A serious health scare with a happy ending has compelled a local couple to pay their good fortune back through their Clearwater business, one senior’s lunch at a time.
Hannah and Dean Clifford, owners of Higher Grounds Coffee Shop and Juice Bar, had a baby girl in April. What should have been a joyous day was instead a terrifying affair. Saoírse, their third daughter, almost didn’t make it.
“She was born all tied up in her umbilical cord,” Hannah said. “She had severe hypoxia because she didn’t breathe. Nobody expected her to live and definitely not live without any brain damage.”
That Saoírse survived and is now healthy and without any brain damage is an outcome the Cliffords call “miraculous.”
The family had spent a month in B.C. Children’s Hospital following Saoírse’s birth.
“They did amazing things,” Hannah said. “They let us stay in the room with her. We definitely got to know a lot of the staff and the doctors and to see what they do there. And these people, they are so skilled and they give so much care.”

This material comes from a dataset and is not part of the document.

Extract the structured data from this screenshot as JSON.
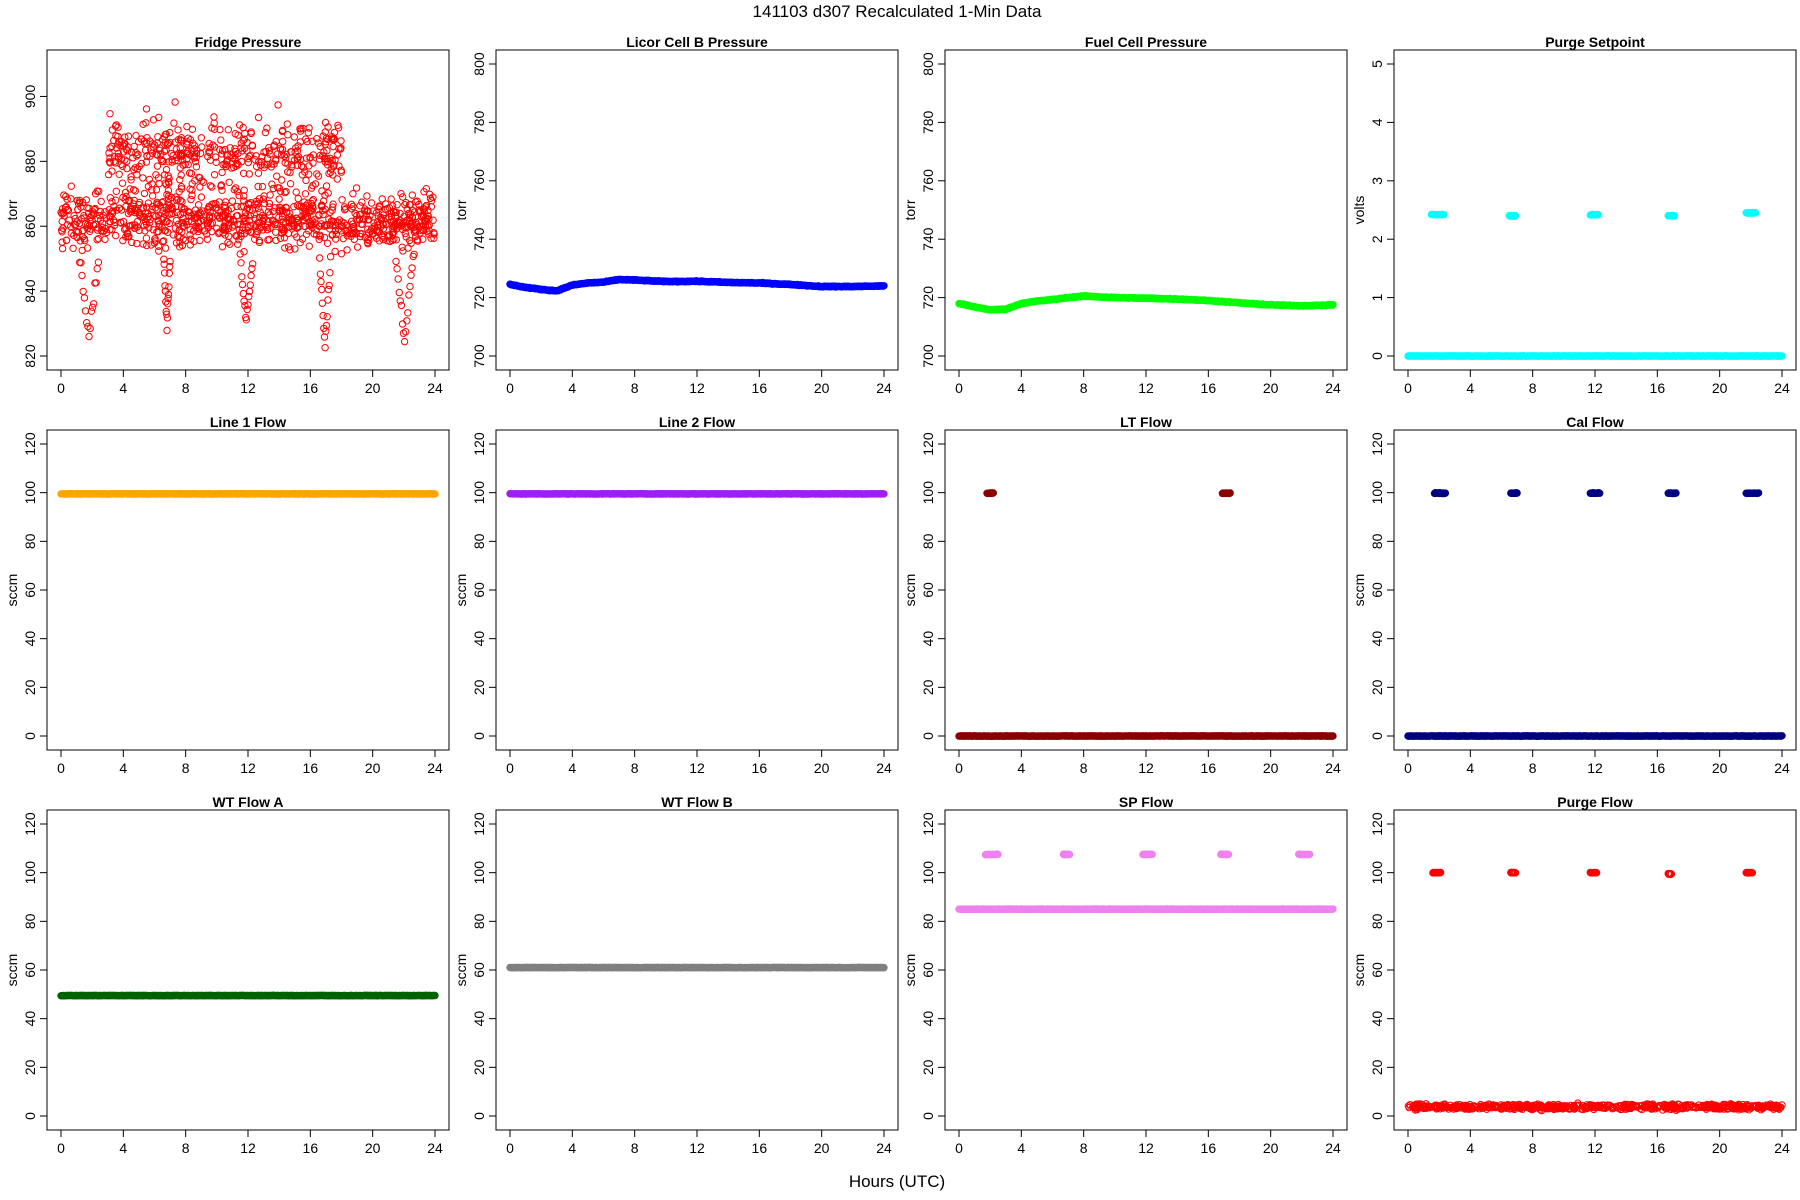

“We were just so blown away by the level of service that we got, the level of care that our daughter got,” added Dean.
The couple was so inspired by the health care professionals at the Children’s Hospital, they decided to give back. Not for a day, but for a year.
In partnership with Clearwater Valley Resort, Higher Grounds is holding a year-long fundraiser for the B.C. Children’s Hospital Foundation. Every Sunday for the next year is Senior Sundays at the café, where seniors 65 and older can enjoy coffee or lunch by donation to the foundation. On top of that, 50 per cent of all sales from patrons of all ages each Sunday will be donated to the foundation.
The fundraiser started in the first week of November, and Dean said by that time next year, they hope to have raised upwards of $10,000.
The Cliffords don’t get any say in how the funds will be used by the foundation, but they hope some of the money will go towards the workers at the hospital who are dedicated to providing the best care to children like Saoírse.
“They get overworked and underpaid like everybody else,” Dean said.
Originally the Cliffords had intended to do a fundraiser for an incubator at Clearwater’s Dr. Helmcken Memorial Hospital, as that hospital didn’t have one when Saoírse needed one in the middle of the night. But happily, the ladies at the Clearwater Curiosity Thrift Shoppe beat them to it.
“They got enough money together to buy an incubator for the hospital. So now twice a week, we make sure we send down free sandwiches and free coffees for all the people that work at the secondhand store who donate their time,” Dean said.
Higher Grounds is located at 373 Clearwater Valley Rd.